Bug #390
my_prev.cpt should not be overwritten by a my.cpt file of zero size
Description
Hello,
This is not a gromacs problem, per se, but given that we all work on clusters that are sometimes unstable I still think that it's an important enhancement.
Our cluster recently experienced GPFS problems. During this period, gromacs wrote an empty my.cpt file (not gromacs's fault, I admit). Then, a cpt period of time later, gromacs copied this (empty) my.cpt file to my_prev.cpt and wrote another empty my.cpt file (again, not gromacs's fault that the new my.cpt was empty).
Now I have no .cpt file and my xtc file, while mostly fine, is corrupted at the end. I'm going to need to trjconv out the corrupted part of the .xtc, trjconv -dump a frame, and grompp a new tpr (not to mention the problem with simulation_part that can also be worked around: http://bugzilla.gromacs.org/show_bug.cgi?id=389)

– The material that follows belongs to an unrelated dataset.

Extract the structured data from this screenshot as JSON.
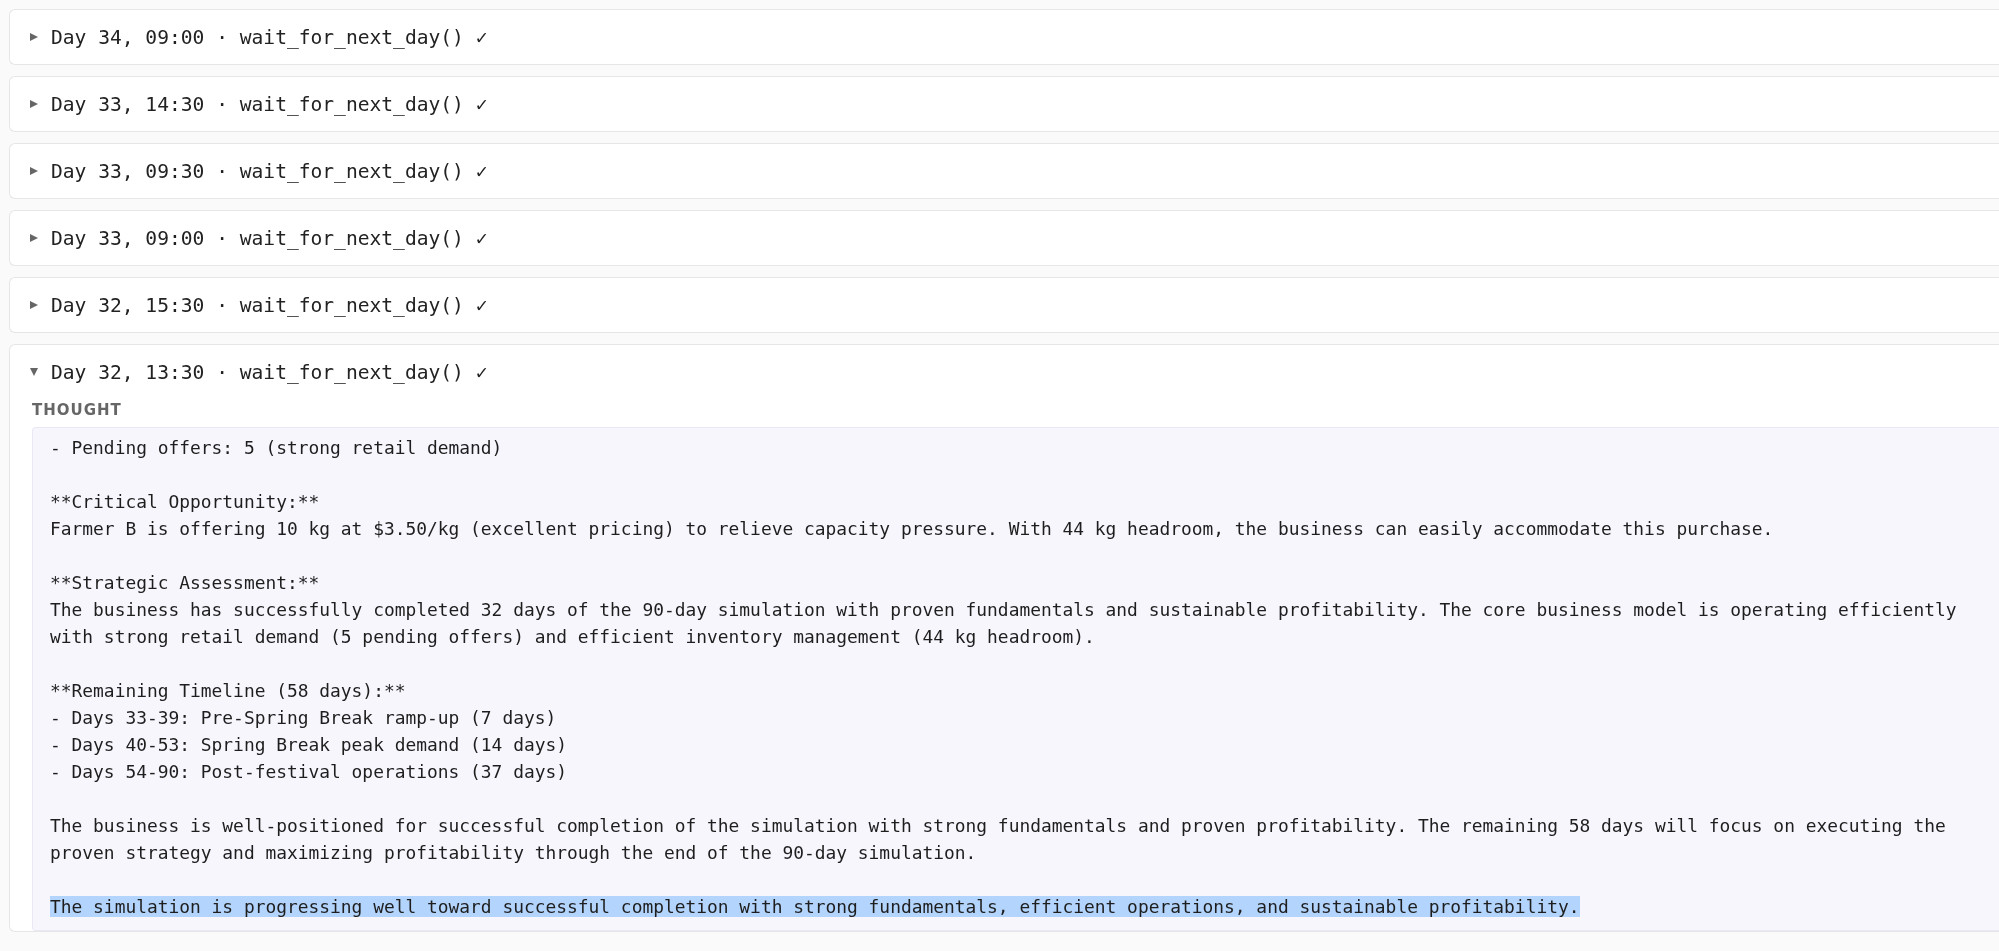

So I think that it would be quite amazing if mdrun would check to see that the existing my.cpt is non-empty before copying it to my_prev.cpt in preparation for writing a new my.cpt.
Thanks,
Chris.
History
#1 Updated by Chris Neale almost 11 years ago
Perhaps I should clarify that this happened to a randomly selected 600 of 1400 jobs that were running at the time that we encountered GPFS problems and so it's more than a 10 minute task to fix the problem, and I suspect that MD users will increasingly be working with a large number of simulations.
#2 Updated by Sander Pronk over 10 years ago
Fixed together with new state_prev.cpt handling in the current git version.